MICROANGIOGRAPHIC STUDIES ON RENAL ALLOGRAFT REJECTION IN THE RABBIT
1982 Volume 73 Issue 3 Pages 343-361
Details
1982 Volume 73 Issue 3 Pages 343-361
A quantitative microangiographic study on renal allograft in rabbits was carried out to determine the pathogenesis of acute rejection and hyperacute rejection as well as the mechanisms of action of immunosuppressive drugs.
Renal transplantations were performed on 42 rabbits, and they were randomly divided into two groups consisting of 26 allografts without treatment (group I) and 16 with immunosuppressive drugs (group II).
Immunosuppressive regimens were given in daily doses of azathioprine 1mg/kg orally, cyclophosphamide 1mg/kg and methylprednisolone 0.5mg/kg subcutaneously, immediately after renal transplantation.
Another 12 rabbits, presensitized with multiple skin grafts before the renal allografts and developed hyperacute rejection, were put into group III.
Each kidney graft, excised after 2, 4, 8, 16, or 24 hours, or on the 2, 4, 6, 8, 10, 12 or 14th day after renal transplantation, was examined histologically and microangiographically, and the following results were obtained:
1) In group I, interstitial mononuclear cell infiltration began to appear 16 to 24 hours after transplantation and became more conspicuous with time. Severe interstitial nephritis was found after a week.
Interlobular arteries and, especially, afferent arterioles, were temporarily narrowed in caliber (inner diameter) on the 2nd day, but showed gradual progress toward recovery from the 6th day, microangiographically.
Such temporary vasoconstriction of afferent arterioles and interlobular arteries preceded the glomerular lesions and was considerd to be a first step of the functional disturbances in acute rejection.
2) In group II, the interstitial mononuclear cell infiltration and the temporary vasoconstriction of afferent arterioles and interlobular arteries occurred as in group I. However, subsequent changes at the glomerular level were distinctly prevented (p<0.01), leading to prolongation of the graft survival period.
This suggests that immunosuppressive drugs may prevent one of the processes, in which immune lymphocytes cause lesions of the capillary walls.
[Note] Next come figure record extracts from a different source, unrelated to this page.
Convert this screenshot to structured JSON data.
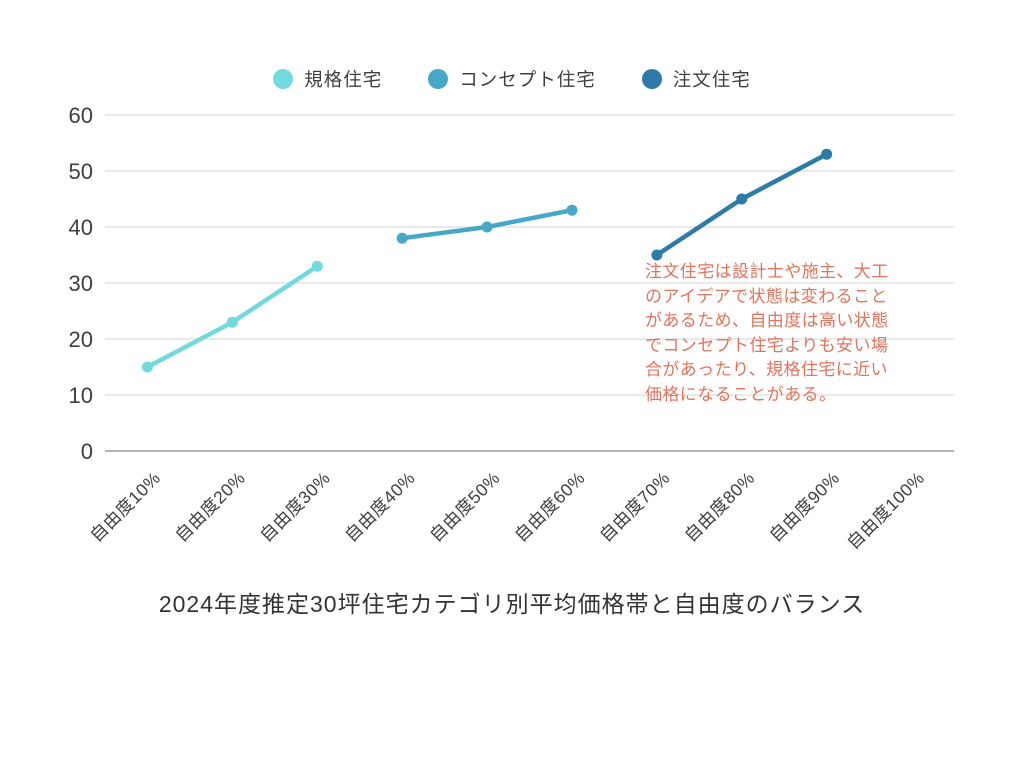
{
  "title": "2024年度推定30坪住宅カテゴリ別平均価格帯と自由度のバランス",
  "annotation": {
    "text": "注文住宅は設計士や施主、大工\nのアイデアで状態は変わること\nがあるため、自由度は高い状態\nでコンセプト住宅よりも安い場\n合があったり、規格住宅に近い\n価格になることがある。",
    "color": "#E0745C"
  },
  "colors": {
    "grid_line": "#E2E2E2",
    "axis_line": "#9C9C9C",
    "axis_text": "#3F3F3F",
    "background": "#FFFFFF"
  },
  "chart_data": {
    "type": "line",
    "title": "2024年度推定30坪住宅カテゴリ別平均価格帯と自由度のバランス",
    "categories": [
      "自由度10%",
      "自由度20%",
      "自由度30%",
      "自由度40%",
      "自由度50%",
      "自由度60%",
      "自由度70%",
      "自由度80%",
      "自由度90%",
      "自由度100%"
    ],
    "series": [
      {
        "name": "規格住宅",
        "color": "#72D9DC",
        "points": [
          {
            "category_index": 0,
            "category": "自由度10%",
            "value": 15
          },
          {
            "category_index": 1,
            "category": "自由度20%",
            "value": 23
          },
          {
            "category_index": 2,
            "category": "自由度30%",
            "value": 33
          }
        ]
      },
      {
        "name": "コンセプト住宅",
        "color": "#47A7C7",
        "points": [
          {
            "category_index": 3,
            "category": "自由度40%",
            "value": 38
          },
          {
            "category_index": 4,
            "category": "自由度50%",
            "value": 40
          },
          {
            "category_index": 5,
            "category": "自由度60%",
            "value": 43
          }
        ]
      },
      {
        "name": "注文住宅",
        "color": "#2E7BAA",
        "points": [
          {
            "category_index": 6,
            "category": "自由度70%",
            "value": 35
          },
          {
            "category_index": 7,
            "category": "自由度80%",
            "value": 45
          },
          {
            "category_index": 8,
            "category": "自由度90%",
            "value": 53
          }
        ]
      }
    ],
    "y_ticks": [
      0,
      10,
      20,
      30,
      40,
      50,
      60
    ],
    "ylim": [
      0,
      60
    ],
    "grid": true,
    "legend_position": "top",
    "x_tick_rotation": -45
  }
}
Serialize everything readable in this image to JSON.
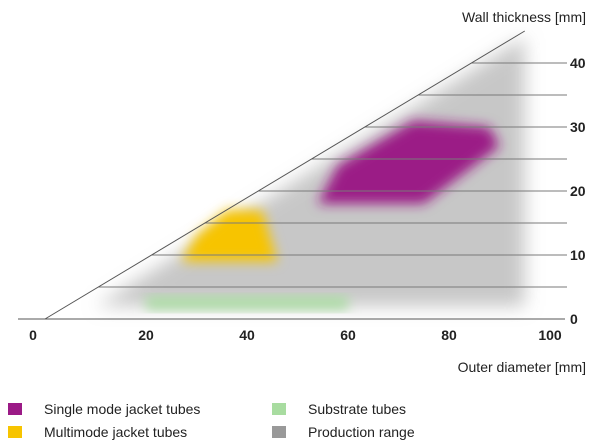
{
  "chart_data": {
    "type": "area",
    "xlabel": "Outer diameter [mm]",
    "ylabel": "Wall thickness [mm]",
    "xlim": [
      0,
      100
    ],
    "ylim": [
      0,
      40
    ],
    "x_ticks": [
      0,
      20,
      40,
      60,
      80,
      100
    ],
    "y_ticks": [
      0,
      10,
      20,
      30,
      40
    ],
    "y_gridlines": [
      5,
      10,
      15,
      20,
      25,
      30,
      35,
      40
    ],
    "boundary_line": {
      "x": [
        0,
        95
      ],
      "y": [
        0,
        45
      ]
    },
    "regions": [
      {
        "name": "Production range",
        "color": "#999999",
        "polygon": [
          [
            10,
            2
          ],
          [
            95,
            2
          ],
          [
            95,
            44
          ],
          [
            10,
            2
          ]
        ]
      },
      {
        "name": "Substrate tubes",
        "color": "#a8dca0",
        "polygon": [
          [
            20,
            1.5
          ],
          [
            60,
            1.5
          ],
          [
            60,
            3.5
          ],
          [
            20,
            3.5
          ]
        ]
      },
      {
        "name": "Multimode jacket tubes",
        "color": "#f7c400",
        "polygon": [
          [
            27,
            9
          ],
          [
            46,
            9
          ],
          [
            43,
            17
          ],
          [
            36,
            17
          ],
          [
            30,
            13
          ]
        ]
      },
      {
        "name": "Single mode jacket tubes",
        "color": "#9b1a86",
        "polygon": [
          [
            54,
            18
          ],
          [
            75,
            18
          ],
          [
            90,
            27
          ],
          [
            88,
            30
          ],
          [
            73,
            31
          ],
          [
            58,
            24
          ]
        ]
      }
    ],
    "legend": [
      {
        "name": "Single mode jacket tubes",
        "color": "#9b1a86"
      },
      {
        "name": "Multimode jacket tubes",
        "color": "#f7c400"
      },
      {
        "name": "Substrate tubes",
        "color": "#a8dca0"
      },
      {
        "name": "Production range",
        "color": "#999999"
      }
    ],
    "legend_placement": "bottom"
  }
}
3) In group III, striking vasoconstriction of afferent arterioles (approx. 44% of the normal thickness) and interlobular arteries (approx. 58% of the normal thickness) appeared temporarily within two hours after renal transplantation, and gradually recovered to approximately normal caliber after 24 hours. The glomeruli, however, began to decrease in number 8 hours after transplantation (p<0.01), and appeared to give rise to vasoocclusion and microthrombosis in glomerular capillaries.
These findings suggest that vasoconstriction at the levels of interlobular arteries and afferent arterioles may be the main cause of the development of hyperacute rejection.